La Fédération Wallonie-Bruxelles licencie sans ménagement... Un modèle !? (Indignations !?)
Le personnel qui retranscrit les débats est mis dehors pour réduire les coûts, sans préavis.
Les députés du parlement de la Fédération Wallonie-Bruxelles (ex-Communauté française) ne font pas dans la dentelle quand il s’agit de réduire les coûts du petit personnel administratif. En effet, l’assemblée a mis fin aux prestations d’une trentaine de collaborateurs en charge de la retranscription des longues heures de débats au sein de l’assemblée.
Dans un souci d’économies, à partir de début février, ce sera aux membres du personnel du Sénat de s’occuper de cette tâche et de rédiger les milliers de pages de comptes rendus des palabres parlementaires de la Fédération. Au niveau financier, ces collaborateurs encore en poste pour quelques jours représentent un budget de 650 000 euros par an. En sous-traitant leur travail au Sénat, la facture ne s’élèvera plus qu’à 350 000 euros par an.
Problème : le personnel dont le parlement de la Fédération Wallonie-Bruxelles se débarrasse n’a pas de contrat de travail en bonne et due forme. En fait, il s’agit pour l’essentiel de personnes travaillant à mi-temps tout en ayant un statut flou et hybride. Le parlement les considère comme des prestataires indépendants et ne veut donc pas leur payer de préavis.
Cotisations sociales payées
Pourtant, leurs rémunérations font bien l’objet de versements à l’ONSS depuis 2001 : leur employeur paie des cotisations patronales sur leurs salaires tandis que les collaborateurs paient des retenues sociales sur leur rémunération. En outre, leurs prestations se font au sein de l’assemblée et avec du matériel mis à leur disposition par le parlement. Ils reçoivent également des instructions pour l’exercice de leurs fonctions. Bref, tout laisse penser qu’ils devraient être considérés comme des travailleurs salariés avec tous les avantages et la protection contractuelle prévus par le droit du travail. Mais ce n’est apparemment pas le point de vue des autorités responsables du fonctionnement de l’assemblée.

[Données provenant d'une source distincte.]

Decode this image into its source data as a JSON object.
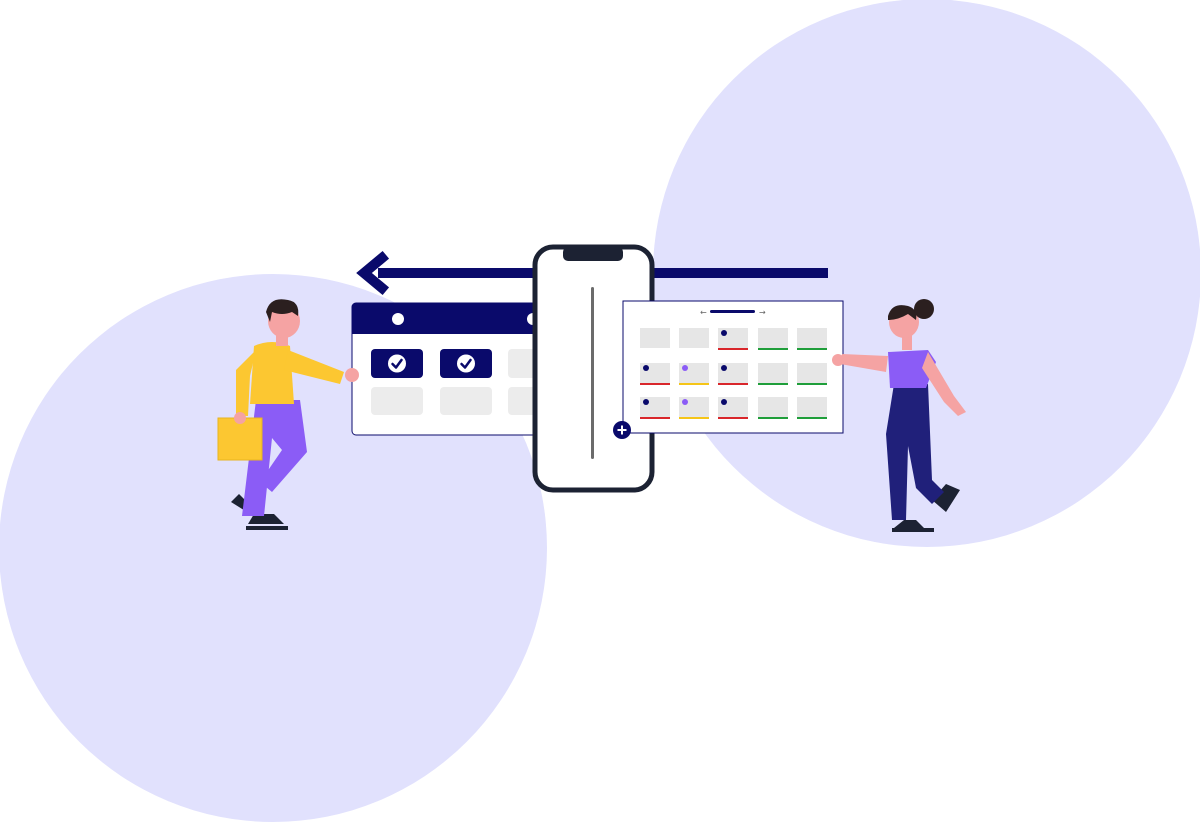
{
  "colors": {
    "background": "#ffffff",
    "circle": "#e1e1fd",
    "navy": "#0a0a6b",
    "phone_frame": "#1c2233",
    "card_border": "#0a0a6b",
    "cell": "#ececec",
    "check_fill": "#0a0a6b",
    "status_red": "#d9262b",
    "status_yellow": "#f5c518",
    "status_green": "#1f9e3a",
    "dot_purple": "#8b5cf6",
    "shirt_yellow": "#fcc731",
    "pants_purple": "#8b5cf6",
    "skin": "#f5a3a3",
    "hair": "#2b1f1f",
    "shirt_purple": "#8b5cf6",
    "pants_navy": "#20207a"
  },
  "left_calendar": {
    "checked_days": 2,
    "empty_days": 4,
    "icon": "check-icon"
  },
  "right_calendar": {
    "nav_prev_icon": "arrow-left-icon",
    "nav_next_icon": "arrow-right-icon",
    "grid_rows": [
      [
        "none",
        "none",
        "navy-red",
        "green",
        "green"
      ],
      [
        "navy-red",
        "purple-yellow",
        "navy-red",
        "green",
        "green"
      ],
      [
        "navy-red",
        "purple-yellow",
        "navy-red",
        "green",
        "green"
      ]
    ],
    "add_icon": "plus-icon"
  },
  "sync_arrow_icon": "arrow-left-icon"
}
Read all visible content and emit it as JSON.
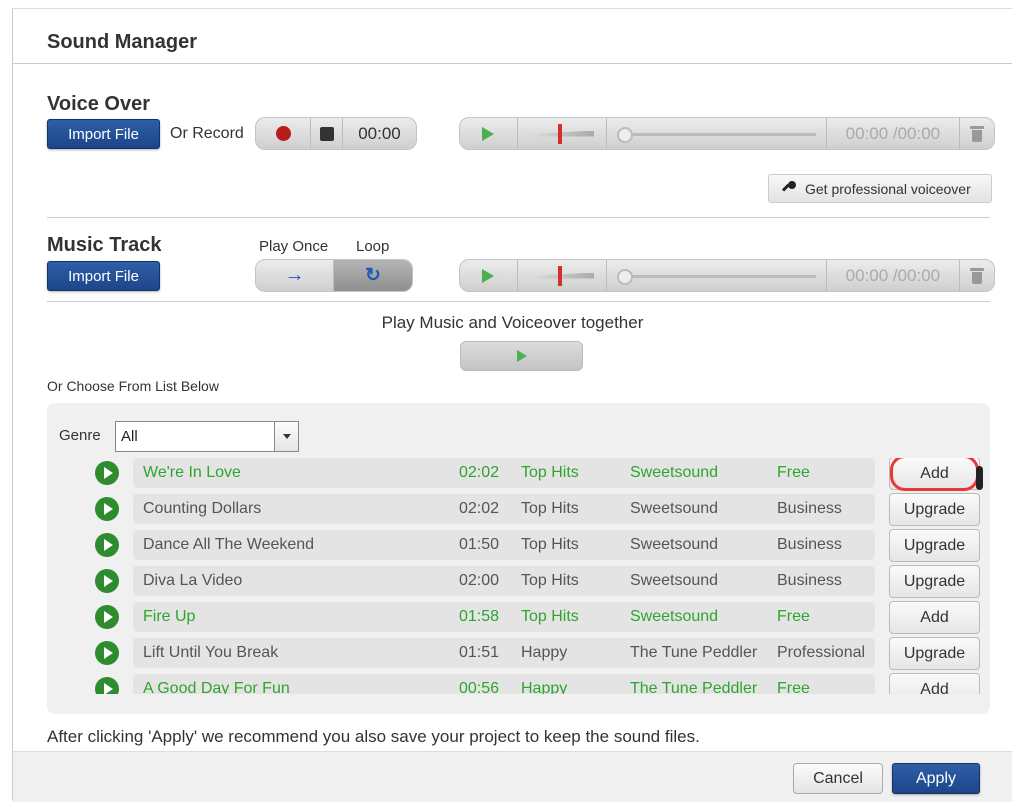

"Ces personnes dont on se débarrasse ont besoin de cet emploi, relève une source proche du dossier.Certains sont là depuis 20 ans. Le parlement ne compte pas leur payer de préavis mais un deal serait peut-être possible : on les laisserait travailler jusqu’au mois de juin avant de mettre fin définitivement à leurs activités au profit des services du Sénat."
Contactée dimanche, l’une des personnes concernées par ce licenciement s’explique sous couvert de l’anonymat : "Le Sénat manque de travail et donc il va mobiliser tous ses agents de niveau universitaire et assimilé pour venir faire le job à notre place au sein du parlement de la Fédération. Mais on a juste été prévenu de cette décision du jour au lendemain… On pense aller devant le tribunal du travail pour faire reconnaître officiellement que notre statut est bien celui de travailleurs salariés et non d’indépendants dont on peut se débarrasser sans préavis. Par ailleurs, puisque nous sommes une trentaine, le seuil est dépassé en matière de licenciement collectif : le parlement devra respecter la procédure à ce sujet. A ce stade, nous n’avons reçu aucun signal des autorités du parlement malgré de nombreuses démarches de notre part."
Du côté du Sénat, on confirme ces informations : l’assemblée est bien chargée désormais d’effectuer ces tâches. Le Sénat insiste sur sa volonté de rationaliser ses propres effectifs et souligne qu’il a simplement répondu à une demande de la Fédération Wallonie-Bruxelles. Du côté du parlement de la Fédération, malgré nos démarches, nous n’avons pas pu obtenir de réaction.